Published on September 20, 2016

Bauer Professor Praveen Kumar Focuses on Finance for Innovative Investments in Co-Authored Journal of Finance Research

Professor Praveen Kumar, also chair of Bauer College’s Department of Finance, has co-authored new research about innovative firms investing in building their innovative capacity that will be published in the October issue of the Journal of Finance.

Professor Praveen Kumar, also chair of Bauer College’s Department of Finance, has co-authored new research about innovative firms investing in building their innovative capacity that will be published in the October issue of the Journal of Finance.

In order to create new technologies and move the economy forward, firms need to invest in the ability to develop innovations, according to recent Bauer College research.

Firms that invest in building their innovative capacity are rewarded over the long run by higher stock market returns and profits, a new study co-authored by Bauer College Professor Praveen Kumar finds.

Kumar, also the chair of the college’s Department of Finance, worked with University of South Carolina Professor Dongmei Li to analyze the long run financial market and profitability implications of investments by these companies.

“Scientific breakthroughs generally benefit the economy only when they are developed into products and technologies that improve people’s quality of life,” Kumar said. “Commercializing and developing these breakthroughs require large investments by innovative firms.

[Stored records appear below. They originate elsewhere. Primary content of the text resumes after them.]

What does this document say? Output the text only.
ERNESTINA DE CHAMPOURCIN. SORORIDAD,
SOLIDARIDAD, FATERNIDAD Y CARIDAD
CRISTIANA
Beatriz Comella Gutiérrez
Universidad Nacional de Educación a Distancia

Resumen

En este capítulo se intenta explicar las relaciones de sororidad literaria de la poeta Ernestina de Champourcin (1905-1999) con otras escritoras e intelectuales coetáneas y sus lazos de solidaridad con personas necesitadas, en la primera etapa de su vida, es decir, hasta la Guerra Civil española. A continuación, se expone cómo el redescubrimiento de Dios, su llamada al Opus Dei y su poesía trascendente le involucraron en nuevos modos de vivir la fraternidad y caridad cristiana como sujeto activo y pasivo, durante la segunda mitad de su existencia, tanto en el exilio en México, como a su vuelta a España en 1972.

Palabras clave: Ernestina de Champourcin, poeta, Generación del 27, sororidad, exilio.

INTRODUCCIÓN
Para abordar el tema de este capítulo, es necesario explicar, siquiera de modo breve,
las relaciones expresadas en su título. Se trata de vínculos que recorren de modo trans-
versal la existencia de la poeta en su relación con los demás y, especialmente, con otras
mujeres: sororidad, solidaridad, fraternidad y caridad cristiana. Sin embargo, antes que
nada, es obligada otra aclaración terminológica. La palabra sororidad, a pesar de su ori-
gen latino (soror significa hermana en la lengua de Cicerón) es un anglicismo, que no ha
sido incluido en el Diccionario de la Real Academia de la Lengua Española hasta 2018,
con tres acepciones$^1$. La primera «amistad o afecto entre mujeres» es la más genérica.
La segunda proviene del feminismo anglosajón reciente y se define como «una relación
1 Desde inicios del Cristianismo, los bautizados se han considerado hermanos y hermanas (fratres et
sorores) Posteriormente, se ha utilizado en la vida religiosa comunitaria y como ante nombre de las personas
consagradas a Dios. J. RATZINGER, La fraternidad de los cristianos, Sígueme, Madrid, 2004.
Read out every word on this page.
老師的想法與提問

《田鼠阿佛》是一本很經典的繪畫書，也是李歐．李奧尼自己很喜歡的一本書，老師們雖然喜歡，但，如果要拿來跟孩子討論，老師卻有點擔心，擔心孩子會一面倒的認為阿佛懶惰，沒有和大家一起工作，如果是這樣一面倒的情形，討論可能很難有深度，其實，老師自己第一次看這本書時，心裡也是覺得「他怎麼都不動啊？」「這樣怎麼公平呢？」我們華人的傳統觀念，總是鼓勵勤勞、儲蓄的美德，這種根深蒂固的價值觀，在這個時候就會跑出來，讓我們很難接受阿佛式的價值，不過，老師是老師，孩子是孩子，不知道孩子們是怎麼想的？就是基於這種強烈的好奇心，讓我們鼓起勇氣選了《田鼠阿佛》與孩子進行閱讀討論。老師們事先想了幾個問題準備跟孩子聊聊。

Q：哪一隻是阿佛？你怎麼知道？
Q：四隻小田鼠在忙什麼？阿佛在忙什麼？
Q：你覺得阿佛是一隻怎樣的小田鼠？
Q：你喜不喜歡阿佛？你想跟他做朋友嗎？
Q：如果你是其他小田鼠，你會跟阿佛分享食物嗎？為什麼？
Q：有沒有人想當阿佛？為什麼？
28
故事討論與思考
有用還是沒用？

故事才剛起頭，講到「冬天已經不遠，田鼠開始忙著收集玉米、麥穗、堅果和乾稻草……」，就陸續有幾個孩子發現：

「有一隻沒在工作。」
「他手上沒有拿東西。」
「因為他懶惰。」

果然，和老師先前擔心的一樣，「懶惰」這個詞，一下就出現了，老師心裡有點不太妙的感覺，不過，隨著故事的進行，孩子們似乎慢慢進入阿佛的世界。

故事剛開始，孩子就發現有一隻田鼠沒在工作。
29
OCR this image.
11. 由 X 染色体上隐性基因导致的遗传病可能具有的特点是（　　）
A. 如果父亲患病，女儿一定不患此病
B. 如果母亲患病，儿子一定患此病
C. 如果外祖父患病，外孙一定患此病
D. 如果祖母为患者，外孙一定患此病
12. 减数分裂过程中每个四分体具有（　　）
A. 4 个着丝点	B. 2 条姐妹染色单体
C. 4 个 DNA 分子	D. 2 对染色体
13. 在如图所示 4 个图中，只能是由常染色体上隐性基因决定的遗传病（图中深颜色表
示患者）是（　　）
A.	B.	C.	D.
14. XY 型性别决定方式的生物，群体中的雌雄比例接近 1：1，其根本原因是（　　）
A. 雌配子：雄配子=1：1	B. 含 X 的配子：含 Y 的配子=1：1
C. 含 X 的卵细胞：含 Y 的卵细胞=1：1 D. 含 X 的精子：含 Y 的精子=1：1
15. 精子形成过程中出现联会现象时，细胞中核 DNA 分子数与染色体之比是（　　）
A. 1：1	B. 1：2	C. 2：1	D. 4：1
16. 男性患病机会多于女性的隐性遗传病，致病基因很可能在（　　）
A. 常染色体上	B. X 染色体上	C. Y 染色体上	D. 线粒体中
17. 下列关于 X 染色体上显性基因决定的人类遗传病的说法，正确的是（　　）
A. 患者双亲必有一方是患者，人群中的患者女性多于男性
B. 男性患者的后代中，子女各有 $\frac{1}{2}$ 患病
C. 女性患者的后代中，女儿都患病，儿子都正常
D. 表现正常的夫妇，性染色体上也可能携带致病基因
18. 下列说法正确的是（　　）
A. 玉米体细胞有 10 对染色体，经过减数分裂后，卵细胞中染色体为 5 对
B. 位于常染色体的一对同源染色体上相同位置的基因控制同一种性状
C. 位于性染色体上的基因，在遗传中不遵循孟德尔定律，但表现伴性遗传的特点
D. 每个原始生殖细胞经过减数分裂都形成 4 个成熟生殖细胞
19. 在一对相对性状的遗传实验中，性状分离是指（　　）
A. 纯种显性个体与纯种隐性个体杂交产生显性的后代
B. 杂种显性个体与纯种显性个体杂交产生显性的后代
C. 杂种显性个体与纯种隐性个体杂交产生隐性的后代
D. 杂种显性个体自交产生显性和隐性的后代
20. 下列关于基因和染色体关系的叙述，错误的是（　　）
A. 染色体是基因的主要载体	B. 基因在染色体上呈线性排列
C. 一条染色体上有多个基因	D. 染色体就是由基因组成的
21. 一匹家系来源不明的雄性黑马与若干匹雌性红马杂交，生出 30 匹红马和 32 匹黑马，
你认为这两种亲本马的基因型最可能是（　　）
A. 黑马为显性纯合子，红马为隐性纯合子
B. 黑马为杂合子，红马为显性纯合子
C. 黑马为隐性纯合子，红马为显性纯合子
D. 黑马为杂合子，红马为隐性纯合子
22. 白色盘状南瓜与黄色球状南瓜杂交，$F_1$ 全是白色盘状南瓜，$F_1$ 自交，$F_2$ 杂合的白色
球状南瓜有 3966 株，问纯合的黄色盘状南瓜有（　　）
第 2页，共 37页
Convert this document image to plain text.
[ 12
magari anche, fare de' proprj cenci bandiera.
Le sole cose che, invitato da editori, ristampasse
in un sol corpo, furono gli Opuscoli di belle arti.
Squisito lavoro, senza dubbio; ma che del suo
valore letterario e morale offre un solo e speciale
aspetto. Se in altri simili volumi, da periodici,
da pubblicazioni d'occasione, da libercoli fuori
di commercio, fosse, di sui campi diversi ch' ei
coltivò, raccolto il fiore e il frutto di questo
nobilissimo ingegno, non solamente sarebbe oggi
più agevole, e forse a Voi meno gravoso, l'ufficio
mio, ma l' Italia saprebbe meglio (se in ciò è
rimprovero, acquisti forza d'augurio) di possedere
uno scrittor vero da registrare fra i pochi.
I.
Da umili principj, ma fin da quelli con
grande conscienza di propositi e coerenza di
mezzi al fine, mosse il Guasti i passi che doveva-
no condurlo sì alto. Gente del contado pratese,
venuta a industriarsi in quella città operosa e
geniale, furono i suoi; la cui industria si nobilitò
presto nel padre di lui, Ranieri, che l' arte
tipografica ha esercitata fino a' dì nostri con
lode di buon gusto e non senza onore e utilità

Analyzing the long run financial rewards of investments in innovation are crucial to understanding the prospective economic impact of STEM initiatives.”

Their study, published in the October issue of the Journal of Finance, argues that by looking at traditional and investments in innovative capacity separately, firms can identify a difference in stock market and profitability response, which is not apparent when the two are grouped together.

“Previous research shows that stocks of companies undertaking high rates of capital investment generally tend to underperform immediately following the investment,” Kumar said. “But, the available research does not distinguish innovative capacity investment from traditional capital investment or identify the stock market response to investment in innovative capacity.”

He added: “If innovative and traditional investment companies are pooled together, we tend to observe that stock markets punish higher investments, at least in the short run.”

By separating the investments, large research and development firms, with greater financial resources to ultimately develop innovations, are rewarded over time by the stock market, generating higher profits, leading to shareholders gaining more in the longer run.

“This is important information for managers of these companies since it encourages them to invest in an innovative capacity, which would lead to development of new products and technologies, which is helpful for the entire economy,” Kumar added.